Beyond the market, the muhtasib also oversaw: the quality of construction and maintenance of public buildings and roads; the cleanliness of streets and public spaces; the behavior of physicians and pharmacists (verifying their competence and the quality of their medicines); the conduct of teachers in schools; the soundness of mosque structures; and the general moral conduct of public life. In the modern sense, the muhtasib combined the functions of a consumer protection agency, food safety authority, public health inspector, building inspector, and magistrate's court for minor offenses.
Authority and Limits
The muhtasib had direct enforcement authority for clear-cut violations of the Sharia — he could punish violators on the spot without a formal trial for offenses that were openly committed and undeniable. However, his authority was limited to publicly observable acts; he had no authority to enter private homes, pursue hidden violations through informants, or punish based on suspicion alone. Ibn Taymiyyah, in his writings on hisbah, emphasized that the muhtasib must act with knowledge, gentleness where possible, and patience — the principle being that the goal is reform, not humiliation.
Legacy and Influence
The hisbah institution's influence reached far beyond the Muslim world. Medieval European cities — particularly in Spain and southern Italy under the influence of centuries of Islamic administration — developed market inspector positions that historians have directly traced to the model of the muhtasib. The almotacén in Castilian Spanish (from the Arabic al-muhtasib) was the official market inspector in medieval Spanish cities.

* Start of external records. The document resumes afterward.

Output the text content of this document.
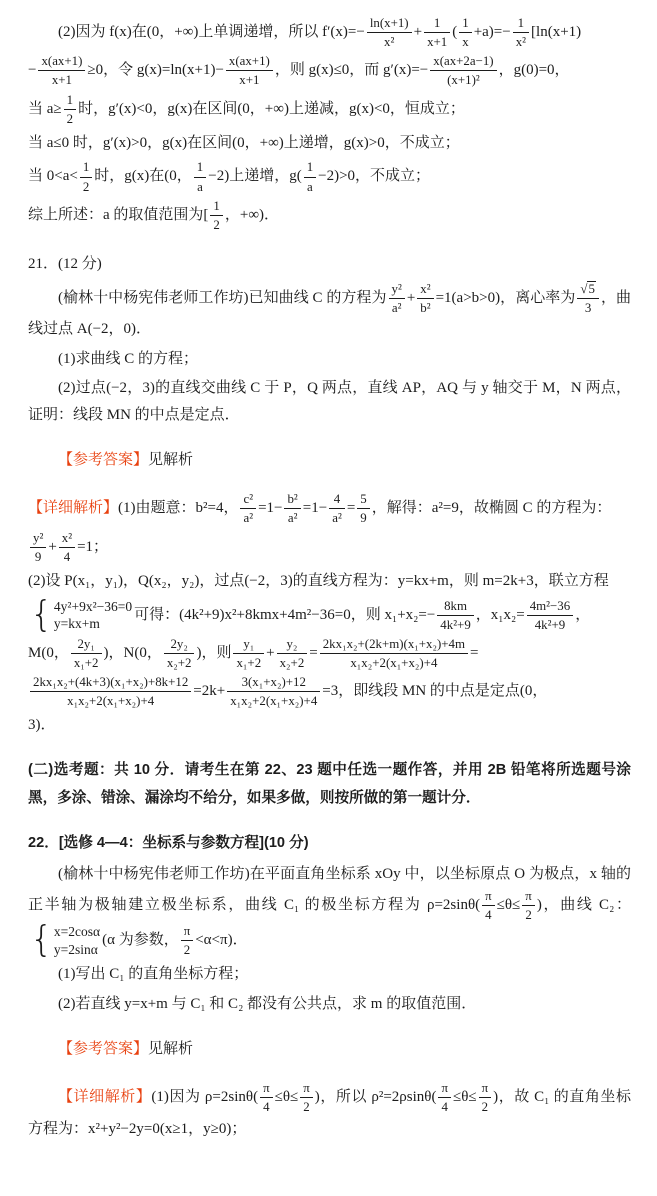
(2)因为 f(x)在(0，+∞)上单调递增，所以 $f'(x)=- \frac{\ln(x+1)}{\text{x²}} + \frac{1}{x+1}$ ( $\frac{1}{x} +a)=- \frac{1}{\text{x²}} [\ln(x+1)$
− $\frac{x(ax+1)}{x+1} \ge 0$，令 $g(x)=\ln(x+1)- \frac{x(ax+1)}{x+1}$ ，则 g(x)≤0，而 $g'(x)=- \frac{x(ax+2a-1)}{\text{(x+1)²}}$ ，g(0)=0，
当 $a\ge \frac{1}{2}$ 时，g′(x)<0，g(x)在区间(0，+∞)上递减，g(x)<0，恒成立；
当 a≤0 时，g′(x)>0，g(x)在区间(0，+∞)上递增，g(x)>0，不成立；
当 $0<a< \frac{1}{2}$ 时，g(x)在(0， $\frac{1}{a} -2$)上递增，$g( \frac{1}{a} -2)>0$，不成立；
综上所述：a 的取值范围为[ $\frac{1}{2}$ ，+∞)．
21．(12 分)
(榆林十中杨宪伟老师工作坊)已知曲线 C 的方程为 $\frac{\text{y²}}{\text{a²}} + \frac{\text{x²}}{\text{b²}} =1(a>b>0)$，离心率为 $\frac{√5}{3}$ ，曲线过点 A(−2，0)．
(1)求曲线 C 的方程；
(2)过点(−2，3)的直线交曲线 C 于 P，Q 两点，直线 AP，AQ 与 y 轴交于 M，N 两点，证明：线段 MN 的中点是定点．
【参考答案】见解析
【详细解析】(1)由题意：b²=4， $\frac{\text{c²}}{\text{a²}} =1- \frac{\text{b²}}{\text{a²}} =1- \frac{4}{\text{a²}} = \frac{5}{9}$ ，解得：a²=9，故椭圆 C 的方程为：
$\frac{\text{y²}}{9} + \frac{\text{x²}}{4} =1$；
(2)设 P(x₁，y₁)，Q(x₂，y₂)，过点(−2，3)的直线方程为：y=kx+m，则 m=2k+3，联立方程
{ 4y²+9x²−36=0
y=kx+m
可得：(4k²+9)x²+8kmx+4m²−36=0，则 $x_1+x_2=- \frac{8km}{\text{4k²+9}}$ ，$x_1x_2= \frac{\text{4m²−36}}{\text{4k²+9}}$ ，
M(0， $\frac{\text{2y₁}}{\text{x₁+2}}$ )，N(0， $\frac{\text{2y₂}}{\text{x₂+2}}$ )，则 $\frac{\text{y₁}}{\text{x₁+2}} + \frac{\text{y₂}}{\text{x₂+2}} = \frac{\text{2kx₁x₂+(2k+m)(x₁+x₂)+4m}}{\text{x₁x₂+2(x₁+x₂)+4}}$ =
$\frac{\text{2kx₁x₂+(4k+3)(x₁+x₂)+8k+12}}{\text{x₁x₂+2(x₁+x₂)+4}} =2k+ \frac{\text{3(x₁+x₂)+12}}{\text{x₁x₂+2(x₁+x₂)+4}} =3$，即线段 MN 的中点是定点(0，
3)．
(二)选考题：共 10 分．请考生在第 22、23 题中任选一题作答，并用 2B 铅笔将所选题号涂黑，多涂、错涂、漏涂均不给分，如果多做，则按所做的第一题计分．
22．[选修 4—4：坐标系与参数方程](10 分)
(榆林十中杨宪伟老师工作坊)在平面直角坐标系 xOy 中，以坐标原点 O 为极点，x 轴的正半轴为极轴建立极坐标系，曲线 C₁ 的极坐标方程为 $\rho=2\sin\theta( \frac{\pi}{4} \le\theta\le \frac{\pi}{2}$ )，曲线 C₂：
{ x=2cosα
y=2sinα
(α 为参数， $\frac{\pi}{2} <\alpha<\pi$)．
(1)写出 C₁ 的直角坐标方程；
(2)若直线 y=x+m 与 C₁ 和 C₂ 都没有公共点，求 m 的取值范围．
【参考答案】见解析
【详细解析】(1)因为 $\rho=2\sin\theta( \frac{\pi}{4} \le\theta\le \frac{\pi}{2}$ )，所以 $\rho^2=2\rho\sin\theta( \frac{\pi}{4} \le\theta\le \frac{\pi}{2}$ )，故 C₁ 的直角坐标方程为：x²+y²−2y=0(x≥1，y≥0)；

Contemporary scholars of Islamic economics and governance point to hisbah as a model for integrating ethical supervision with market regulation — an alternative to both laissez-faire markets and heavy-handed state control. The principles of hisbah — transparency, fair dealing, consumer protection, and the state's responsibility to maintain ethical standards in economic life — remain highly relevant to contemporary discussions of Islamic economics and governance.